Para el segundo ya ven que no me sale un nombre, pero como perfil tampoco ofrece demasiadas dudas. Es esa persona que, en cualquier conversación, en cualquier discusión, al opinar sobre alguien, o sobre algo, o sobre una idea, sobre un proyecto, una propuesta, una reforma, una posibilidad, un cambio, una novedad, una recuperación, una construcción, una destrucción, un intento, un hipotético avance, un retroceso, un lugar, una época, una unión, una ruptura, un clima, un sistema político, una ideología, la contraria, la democracia, el arte, la enseñanza, la política, la literatura, las asociaciones de amas de casa, la ONU o el sistema métrico decimal, considera, indefectiblemente, que todo es una mierda, que nada vale para nada ni va a salir bien, que es una pérdida de tiempo, dinero y esfuerzo, una tontería, y que él ya avisa, ya lo advierte. Porque desde luego él ya lo tiene claro, tiene claro que nada va a ningún lado, unas veces por unas razones y otras por otras, pero casi siempre porque la gente es muy burra o muy mala, o las dos cosas.

En realidad, si lo pienso bien creo que ambos perfiles tienen algo en común. Que, de hecho, casi pueden entenderse como dos manifestaciones distintas de un mismo defecto: ser un listo. No listo, sino un listo o una lista.

El optimismo es sinónimo de ceguera, y la ilusión, el entusiasmo o, en realidad, cualquier intento bienintencionado de lo que sea, pruebas de una ridícula candidez

El listo no tiene por qué ser inteligente, y a menudo incluso desprecia la inteligencia en su concepción más convencional -relacionada con el raciocinio, la abstracción, la reflexión, etc.-, que le parece, como todo, una tontería sobrevalorada y poco útil. Desprecia también el conocimiento en sí mismo, y por tanto el estudio o cualquier empeño en formarse, salvo para aportar el dato exclusivo que echa por tierra cualquier sugerencia, o cuando le proporciona alguna ventaja frente a los demás. Pero siempre desde el cinismo, siempre desde la posición del que no se deja engañar, desde el punto de vista de quien sabe la verdad de fondo, del que no se cree nada, del que no pica, porque está de vuelta de eso y de todo lo demás.
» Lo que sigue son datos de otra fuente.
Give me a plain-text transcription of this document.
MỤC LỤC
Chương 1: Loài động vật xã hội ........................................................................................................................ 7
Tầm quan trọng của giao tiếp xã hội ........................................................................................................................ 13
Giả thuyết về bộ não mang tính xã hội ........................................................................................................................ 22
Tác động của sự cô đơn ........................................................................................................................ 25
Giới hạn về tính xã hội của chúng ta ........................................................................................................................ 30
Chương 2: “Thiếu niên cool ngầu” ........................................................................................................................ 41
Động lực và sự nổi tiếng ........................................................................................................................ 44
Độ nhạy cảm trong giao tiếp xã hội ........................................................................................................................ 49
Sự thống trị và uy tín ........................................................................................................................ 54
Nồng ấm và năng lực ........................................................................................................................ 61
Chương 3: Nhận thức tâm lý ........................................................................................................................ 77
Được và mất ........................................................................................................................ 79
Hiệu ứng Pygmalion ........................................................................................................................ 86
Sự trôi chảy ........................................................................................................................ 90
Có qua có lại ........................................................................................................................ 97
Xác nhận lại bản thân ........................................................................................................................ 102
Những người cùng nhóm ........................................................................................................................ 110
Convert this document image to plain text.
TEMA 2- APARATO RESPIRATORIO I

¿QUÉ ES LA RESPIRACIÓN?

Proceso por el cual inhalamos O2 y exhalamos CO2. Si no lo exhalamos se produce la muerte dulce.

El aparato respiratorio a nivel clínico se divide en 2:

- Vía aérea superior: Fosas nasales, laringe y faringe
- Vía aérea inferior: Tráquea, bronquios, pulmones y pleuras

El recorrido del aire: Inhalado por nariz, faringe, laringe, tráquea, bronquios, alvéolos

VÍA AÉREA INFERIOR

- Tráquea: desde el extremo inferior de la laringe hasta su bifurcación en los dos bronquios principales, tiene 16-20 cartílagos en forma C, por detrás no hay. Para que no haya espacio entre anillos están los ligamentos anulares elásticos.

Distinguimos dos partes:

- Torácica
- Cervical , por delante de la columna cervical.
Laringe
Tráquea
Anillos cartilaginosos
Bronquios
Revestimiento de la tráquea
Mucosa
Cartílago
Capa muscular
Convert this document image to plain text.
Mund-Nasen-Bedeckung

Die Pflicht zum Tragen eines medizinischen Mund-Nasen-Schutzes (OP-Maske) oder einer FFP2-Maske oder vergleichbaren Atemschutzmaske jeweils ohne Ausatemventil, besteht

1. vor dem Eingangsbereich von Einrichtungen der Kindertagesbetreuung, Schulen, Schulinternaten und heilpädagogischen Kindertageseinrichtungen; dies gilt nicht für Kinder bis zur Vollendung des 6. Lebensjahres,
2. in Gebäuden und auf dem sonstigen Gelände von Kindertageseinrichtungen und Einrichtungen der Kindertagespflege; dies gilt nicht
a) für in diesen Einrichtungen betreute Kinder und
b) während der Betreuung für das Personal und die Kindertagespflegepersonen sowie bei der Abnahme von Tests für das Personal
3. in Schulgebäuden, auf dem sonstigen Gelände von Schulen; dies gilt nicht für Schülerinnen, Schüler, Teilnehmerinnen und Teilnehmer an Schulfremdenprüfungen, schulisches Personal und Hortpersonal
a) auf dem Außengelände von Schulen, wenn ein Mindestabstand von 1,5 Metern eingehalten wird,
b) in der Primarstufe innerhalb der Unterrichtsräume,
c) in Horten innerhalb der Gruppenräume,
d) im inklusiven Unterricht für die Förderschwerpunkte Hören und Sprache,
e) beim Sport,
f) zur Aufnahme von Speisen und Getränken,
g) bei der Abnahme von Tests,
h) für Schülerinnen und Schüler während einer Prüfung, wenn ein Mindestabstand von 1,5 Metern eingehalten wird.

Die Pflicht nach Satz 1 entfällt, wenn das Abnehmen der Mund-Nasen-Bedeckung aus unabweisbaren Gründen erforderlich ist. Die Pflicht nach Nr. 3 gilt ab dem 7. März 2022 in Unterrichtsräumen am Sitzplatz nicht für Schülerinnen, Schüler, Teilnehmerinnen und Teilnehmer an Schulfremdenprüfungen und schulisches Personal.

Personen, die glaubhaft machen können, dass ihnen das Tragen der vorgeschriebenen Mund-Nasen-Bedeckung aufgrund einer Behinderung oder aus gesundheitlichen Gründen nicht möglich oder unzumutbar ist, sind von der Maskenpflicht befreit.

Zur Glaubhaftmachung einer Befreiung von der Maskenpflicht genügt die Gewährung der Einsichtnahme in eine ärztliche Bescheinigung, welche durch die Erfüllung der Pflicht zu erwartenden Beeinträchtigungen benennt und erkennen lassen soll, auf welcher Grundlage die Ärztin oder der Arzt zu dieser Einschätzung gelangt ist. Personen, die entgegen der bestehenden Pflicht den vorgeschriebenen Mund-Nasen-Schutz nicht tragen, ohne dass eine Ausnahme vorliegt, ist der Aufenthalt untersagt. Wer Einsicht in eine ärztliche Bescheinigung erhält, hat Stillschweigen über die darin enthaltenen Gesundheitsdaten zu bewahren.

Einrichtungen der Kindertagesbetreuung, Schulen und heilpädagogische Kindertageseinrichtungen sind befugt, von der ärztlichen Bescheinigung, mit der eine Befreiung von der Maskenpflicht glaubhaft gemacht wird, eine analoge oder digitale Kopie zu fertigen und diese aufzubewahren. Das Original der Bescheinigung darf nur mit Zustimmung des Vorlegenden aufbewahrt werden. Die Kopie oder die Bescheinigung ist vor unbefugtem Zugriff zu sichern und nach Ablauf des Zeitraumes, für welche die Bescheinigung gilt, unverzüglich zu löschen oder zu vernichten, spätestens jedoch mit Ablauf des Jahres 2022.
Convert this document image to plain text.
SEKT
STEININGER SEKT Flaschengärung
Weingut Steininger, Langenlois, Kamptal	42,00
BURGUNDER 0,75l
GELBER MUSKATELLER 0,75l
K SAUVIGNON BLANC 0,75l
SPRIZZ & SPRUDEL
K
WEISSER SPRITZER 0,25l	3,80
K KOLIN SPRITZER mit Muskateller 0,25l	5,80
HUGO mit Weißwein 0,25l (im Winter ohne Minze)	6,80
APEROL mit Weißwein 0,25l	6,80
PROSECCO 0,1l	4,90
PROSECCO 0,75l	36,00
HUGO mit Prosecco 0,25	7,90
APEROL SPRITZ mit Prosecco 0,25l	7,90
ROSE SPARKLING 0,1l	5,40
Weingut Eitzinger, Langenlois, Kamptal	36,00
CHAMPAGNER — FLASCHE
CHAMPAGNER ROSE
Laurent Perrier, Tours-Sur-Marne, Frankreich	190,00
Para el listo, el optimismo es sinónimo de ceguera, y la ilusión, el entusiasmo o, en realidad, cualquier intento bienintencionado de lo que sea, pruebas de una ridícula candidez. Por descontado, el idealismo no es más que ingenuidad. El caradura se ríe de los demás pringados; el experto resabido, también.

Los listos, sean caraduras o abridores de ojos, son rémoras, parásitos. Porque, tomen o no tomen, no dan nada. No aportan nada. Los caras, porque su cálculos de maximización de beneficios no lo admiten: puede que lleguen a hacer algo, pero será siempre para ganar mucho más a cambio. Los otros, porque no solo no contribuyen, no arriman el hombro -total, para qué, si de sobra saben ellos ya…-, sino que dinamitan lo que está a su alcance, son los perfectos artífices de las profecías autocumplidas: en el trabajo, en sus relaciones, en su aspecto más social, con infatigable tesón van empeorando todo lo que tocan hasta lograr que acabe fracasando. En cuyo momento te dirán que ya ves como tenían razón.

Y no puedo darles mejor consejo, a este respecto, que este: aléjense de los listos, sáquenlos de su círculo de amistades, de su entorno laboral, de su empresa, de su equipo, de su partido, de su tertulia o de su club de petanca. De sus vidas. Aléjenlos de ustedes.